For your presentations to really bring you success at work, follow the guru’s rules. The Apple company is famous both for its products and the ability to present them.
1. One slide represents one idea
Do not attempt to collect all the ideas in a single slide. This rule applies to numbers as well. Statistical data are easier to read when there is only one meaningful number on the same slide. For example, most people would not put on a few slides the illustration to such words: “The program for developers arouses an incredible response. We work with more than 6 million registered developers. The hype surrounding this show was huge: we have sold all the tickets in about a minute (71 seconds).” In his presentation, Tim Cook put 6,000,000 on one slide and 71 seconds on the other slide. The third slide contained the word “sold” in red.
Thus, if some information, or numbers, is very important, it is recommended to highlight it on a separate slide.
2. Visualize Statistics
Back in the beginning of the presentation Tim Cook announced that users had downloaded 50 billion apps from the App Store. But instead of just writing “50 billion” on the slide, Apple’s designers put the number with all zeros – 50,000,000,000. Thus they have made a greater impression on the audience. Moreover, the image of each digit was composed of Apple Store application icons. Why? The audience remembers statistics better when it is presented in an interesting way.
3. Never make a presentation according to your points
Not a single slide in the Apple presentation is based on points. This is the least efficient way to transfer information. Points look bulky on slides and cause the listener to read too many words while the speaker is delivering a speech. Most people cannot read and listen at the same time; moreover, they cannot keep all the information in their head.
4. Share the stage
Most CEOs or founders believe that they must make a presentation themselves from start to finish. However, Tim Cook invites other leaders, designers, partners, and developers to speak on stage. During the latest conference, 5 other speakers appeared on stage during two hours.

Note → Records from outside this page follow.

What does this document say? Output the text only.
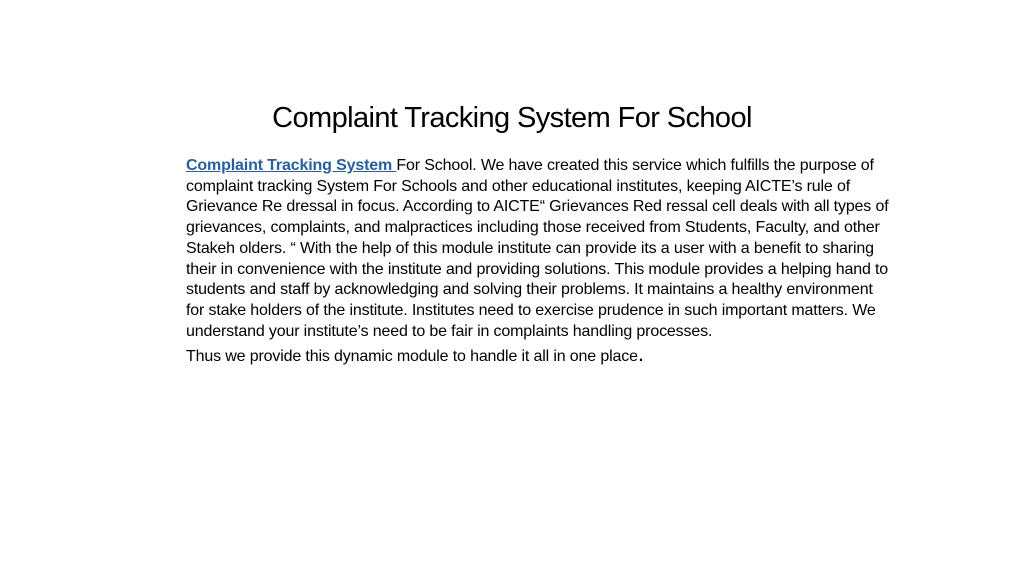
Complaint Tracking System For School

Complaint Tracking System For School. We have created this service which fulfills the purpose of complaint tracking System For Schools and other educational institutes, keeping AICTE’s rule of Grievance Re dressal in focus. According to AICTE“ Grievances Red ressal cell deals with all types of grievances, complaints, and malpractices including those received from Students, Faculty, and other Stakeh olders. “ With the help of this module institute can provide its a user with a benefit to sharing their in convenience with the institute and providing solutions. This module provides a helping hand to students and staff by acknowledging and solving their problems. It maintains a healthy environment for stake holders of the institute. Institutes need to exercise prudence in such important matters. We understand your institute’s need to be fair in complaints handling processes.
Thus we provide this dynamic module to handle it all in one place.
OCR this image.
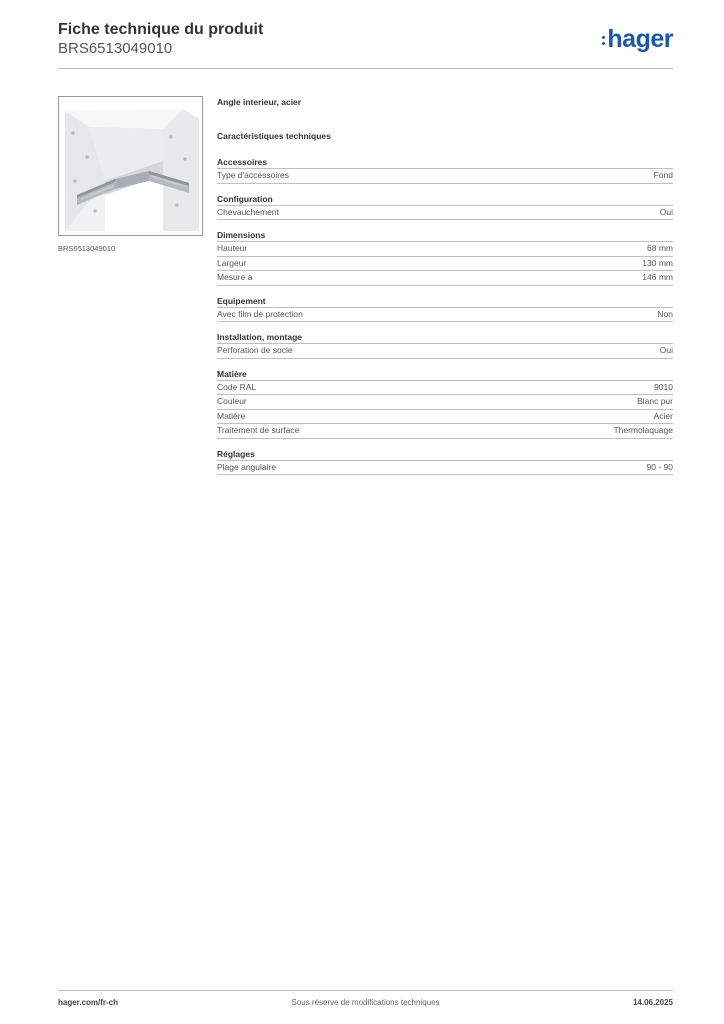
Fiche technique du produit
BRS6513049010	hager
BRS6513049010
Angle interieur, acier
Caractéristiques techniques
Accessoires
Type d'accessoires	Fond
Configuration
Chevauchement	Oui
Dimensions
Hauteur	68 mm
Largeur	130 mm
Mesure a	146 mm
Equipement
Avec film de protection	Non
Installation, montage
Perforation de socle	Oui
Matière
Code RAL	9010
Couleur	Blanc pur
Matière	Acier
Traitement de surface	Thermolaquage
Réglages
Plage angulaire	90 - 90
hager.com/fr-ch	Sous réserve de modifications techniques	14.06.2025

Think of the presentation as a show, which should include the scenery (slides), props (demos) and a company of actors.
5. Stick to the “10 minutes rule”
Cook invited Boris Sofman, one of Anki founders, to speak on stage after exactly 10 minutes of his speech. The author of the 10 minutes rule is researcher Don Medina from the University of Washington. He believes that no matter how exciting the speaker speaks, listeners get tired of the speech after about 10 minutes. This does not mean that you cannot interest the audience at the end of this time, but if you talk too long, this option is more likely.
In all presentations, Apple uses the tactics of “light breaks” to keep the audience’s attention. Tim Cook never speaks more than 10 minutes. He divides his speech into parts with the help of videos and other speakers.
6. Be outrageous
Apple’s vice president in worldwide marketing, Phil Schiller, received the loudest applause when he presented a new design of the Mac Pro notebook. Instead of monotonous praise, Schiller gave an ironic response to criticism about the loss of innovation, saying “Isn’t it innovative, dammit!?” The audience tends to appreciate pertinent emotions.
7. Speak as if writing in Twitter and repeat these thoughts twice
One of the most successful techniques of communication is the method of Twitter posts. Whichever product you may launch, convey its essence clearly and in one sentence of not more than 140 characters – as if you are writing a new Tweet. Twitter messages always work. Try to use them in your presentations.
8. Practice a lot
Creating a twenty-minute presentation of a new Apple product can take up to 250 hours of your time. This time will be spent on the plot, slide design, testing the presentation and practicing your performance on stage. The slides of Apple presentations are ideal, and the speakers feel at ease and natural because the creators of these presentations have spent a lot of time to ensure that everything goes as it should.
9. Show respect for your team members
Show your gratitude to other team members. During each public appearance, Cook pays tribute to his colleagues. Express your sincere respect for teammates as often as possible.
10. Make a presentation available for the public
Apple representatives have shared a two-hour video of the conference on the main page of their site. Presentations have become part of the brand’s history and its marketing policy.
That is the way other companies should act. Place the slides on your own and other public sites.